20111001 Reuters MOMBASA, Kenya (Reuters) - Kenyan coastguards have surrounded a boat carrying gunmen and an elderly French woman kidnapped earlier on Saturday from the northern Kenyan coast and the abductors are firing in the air, a government minister said.
The hostage's Kenyan boyfriend, John Lepapa, said six masked gunmen armed with assault rifles stormed their private beach house on Manda island, first rounding up the staff who they marched at gun-point to the main living quarters.
In what is the second abduction of a foreign visitor in three weeks, the armed gang ordered the 66-year-old French woman, her boyfriend and the house-helps to lie down, face to the floor, before one of the gunmen grabbed the woman and carried her on his shoulders to an awaiting boat.
Minister Najib Balala told Reuters the high-seas standoff was taking place near the border with Somalia and that the armed gang were firing into the air in an attempt to scare off the vessels and a circling aircraft.
"Two boats of the Kenyan coastguard have surrounded the boat on which the gunmen and woman are," Balala told Reuters.
"Our fear is if we do drown the boat we will drown the woman," he said, adding that the woman was disabled.
Lepapa, 39, who said he and the victim planned to marry, believed the kidnap was a planned, targeted attack.
"All they were saying was 'where is the foreigner, where is the foreigner'," Lepapa told Reuters, adding that he had been questioned by counter-terrorism police several hours after the attack.
PLEADING FOR HER LIFE
"My girlfriend pleaded with them and told them to take whatever they wanted from the house, including the money and to spare her life," said Lepapa.
"But they would not listen."
This latest kidnapping on the Lamu archipelago by gunmen with links to Somalia has heightened fears that organised criminal networks across the border are increasing their reach.
France said it was assisting the Kenyan authorities.
"I can confirm that she was kidnapped by gunmen in all likelihood from Somalia," said French Foreign Ministry spokesman Bernard Valero. "Naturally, we are doing everything with the Kenyan authorities to find our compatriot."
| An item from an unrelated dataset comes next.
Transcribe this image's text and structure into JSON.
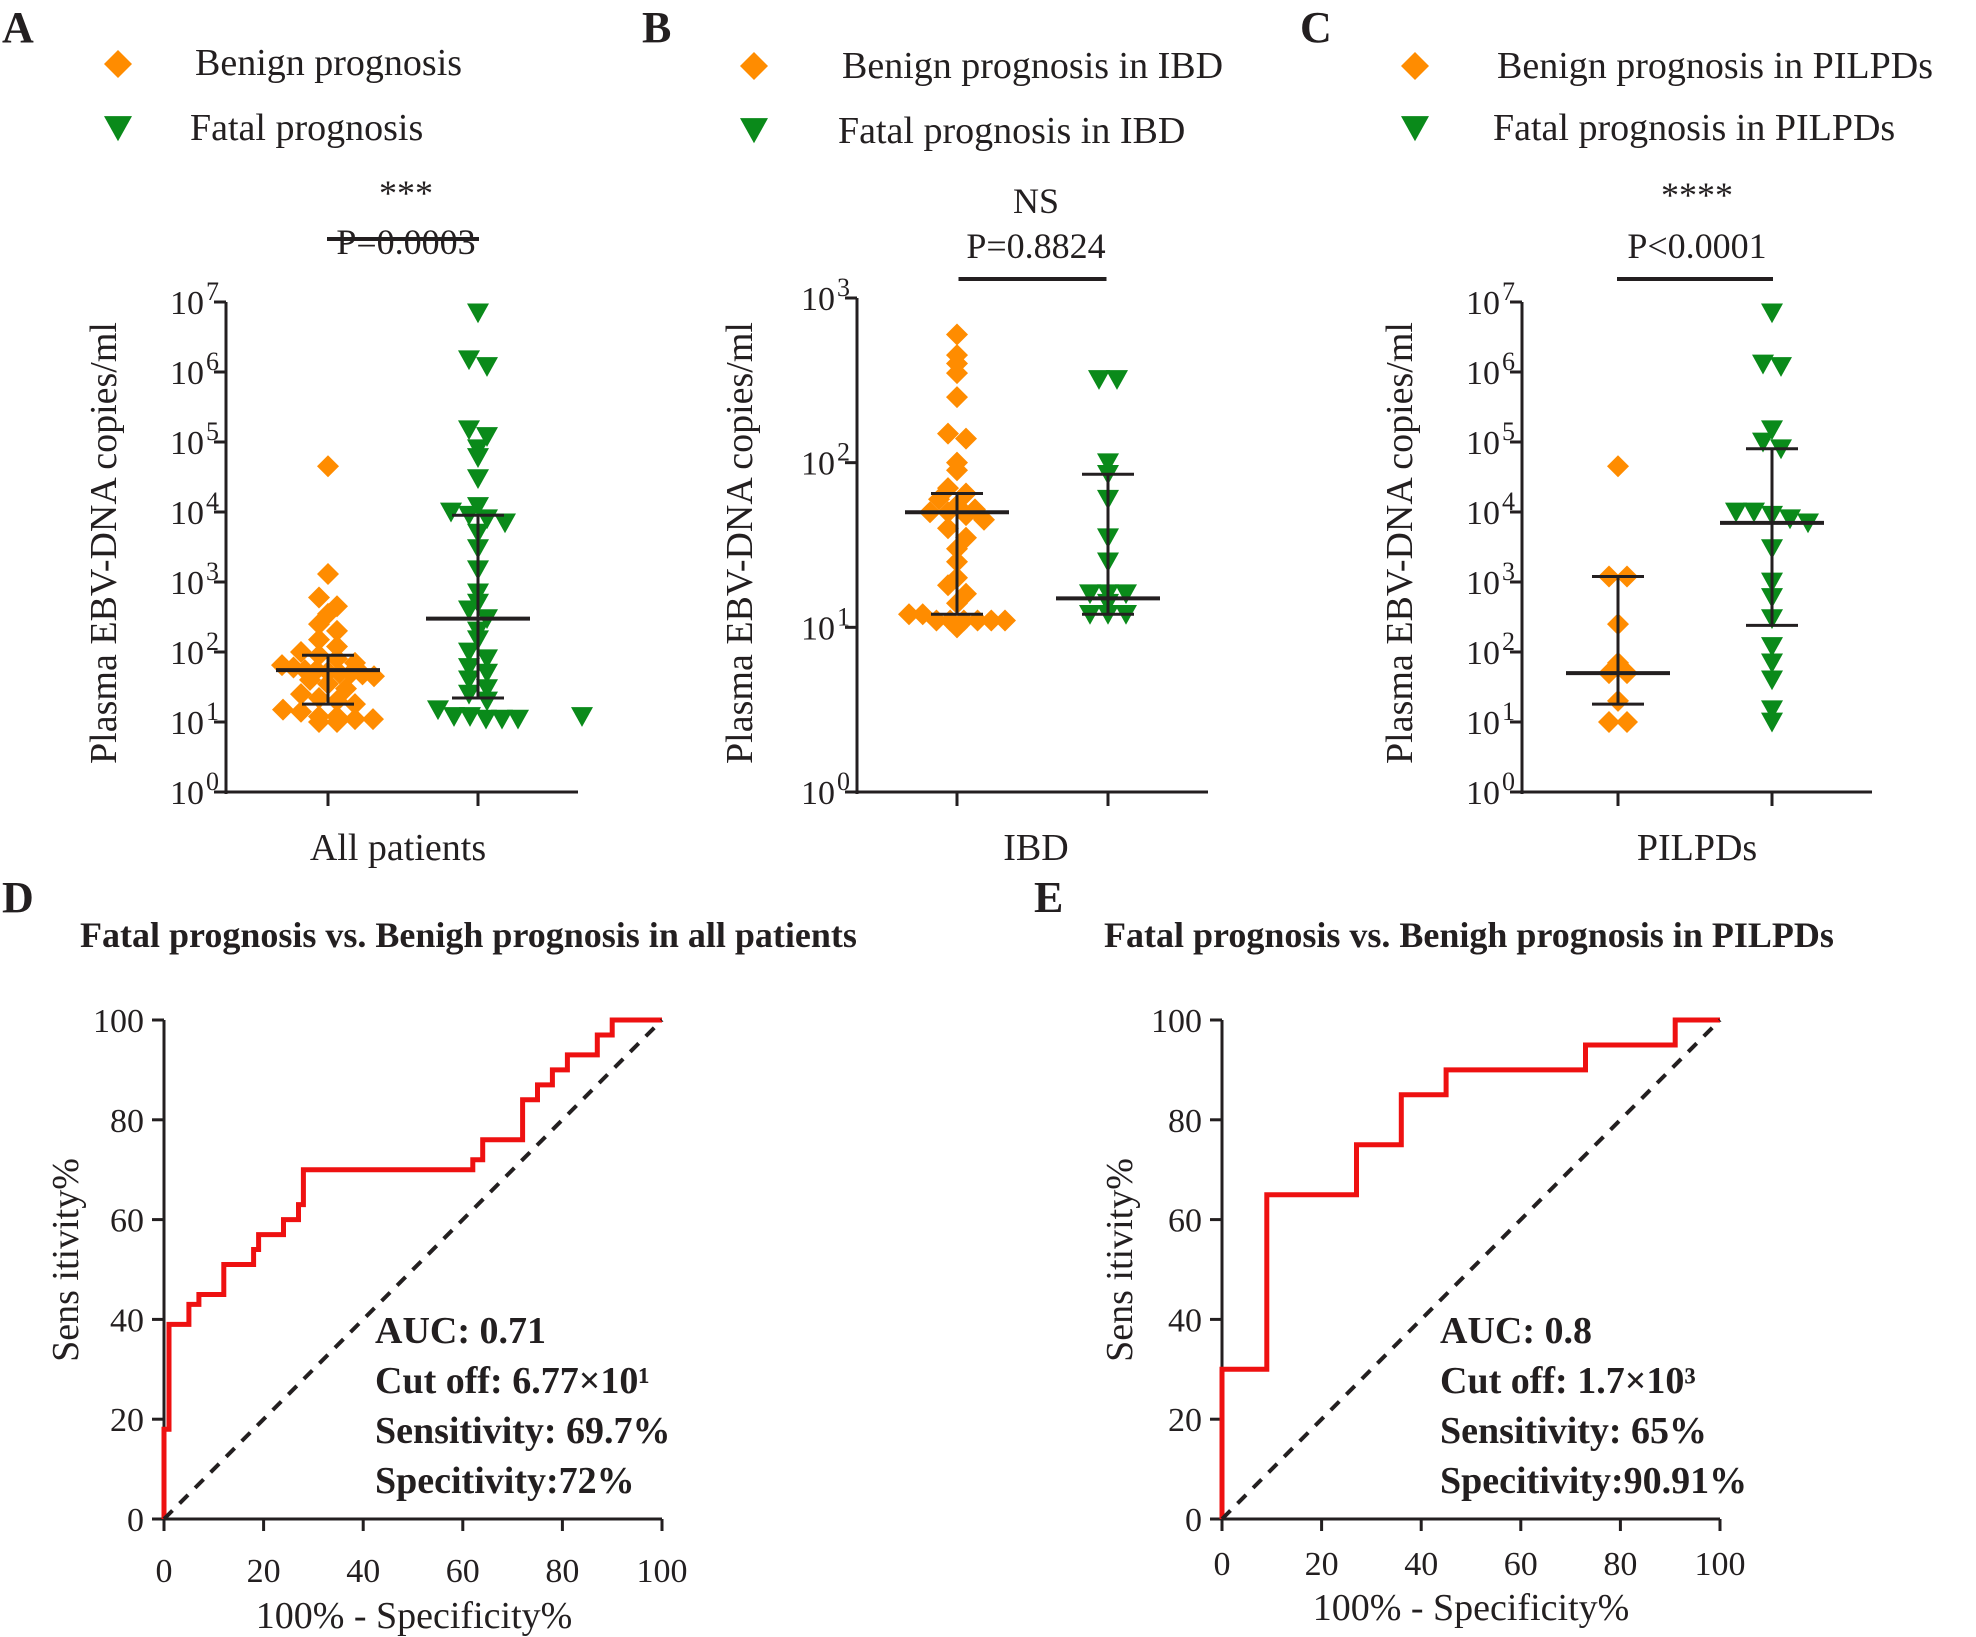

Analysts and diplomats in the region warned earlier in the year that Somali pirates were likely to turn softer targets, such as tourists in Kenya, in response to much more robust defence of merchant vessels by private security guards.
The violent raid will intensify pressure on Kenyan authorities to carry out their pledge to beef up security along the country's porous frontier with Somalia and in the open waters off the lawless Horn of Africa country.
Much of southern Somalia is controlled by the al Qaeda-affiliated al Shabaab militant group.
In early September, gunmen attacked British tourists at a camp resort a short speedboat ride away from Lamu, killing the man and kidnapping his wife.
Somali pirates said she was being held in Somalia.
Saturday's kidnapping took place on Manda island, across a narrow water channel from Lamu, one of the pearls of Kenya's tourism sector where tourists snorkel and bask in the sun and dhows meander lazily down the Indian Ocean.
Already under threat from government's plans to build a world-class $23 billion port nearby, hotel and restaurant operators fear mounting insecurity will ruin tourism.
"If this goes on, we might be forced to close the hotel. Maybe next time they will attack this side of the island," said Gabriel Kombe, assistant manager at Lamu's Sunsail Hotel, adding that bookings had already been cancelled after the first kidnapping.
"The government needs to put more security on the border and in the waters," he said.
The attacks come at a time when the Kenyan tourism industry was recovering from violence which followed a December 2007 presidential election and the lingering effects of the global financial crisis.
A record number tourists visited Kenya in the first six months of 2011 and government officials said east Africa's biggest economy was on track to trump record earnings in 2010 of 74 billion shillings.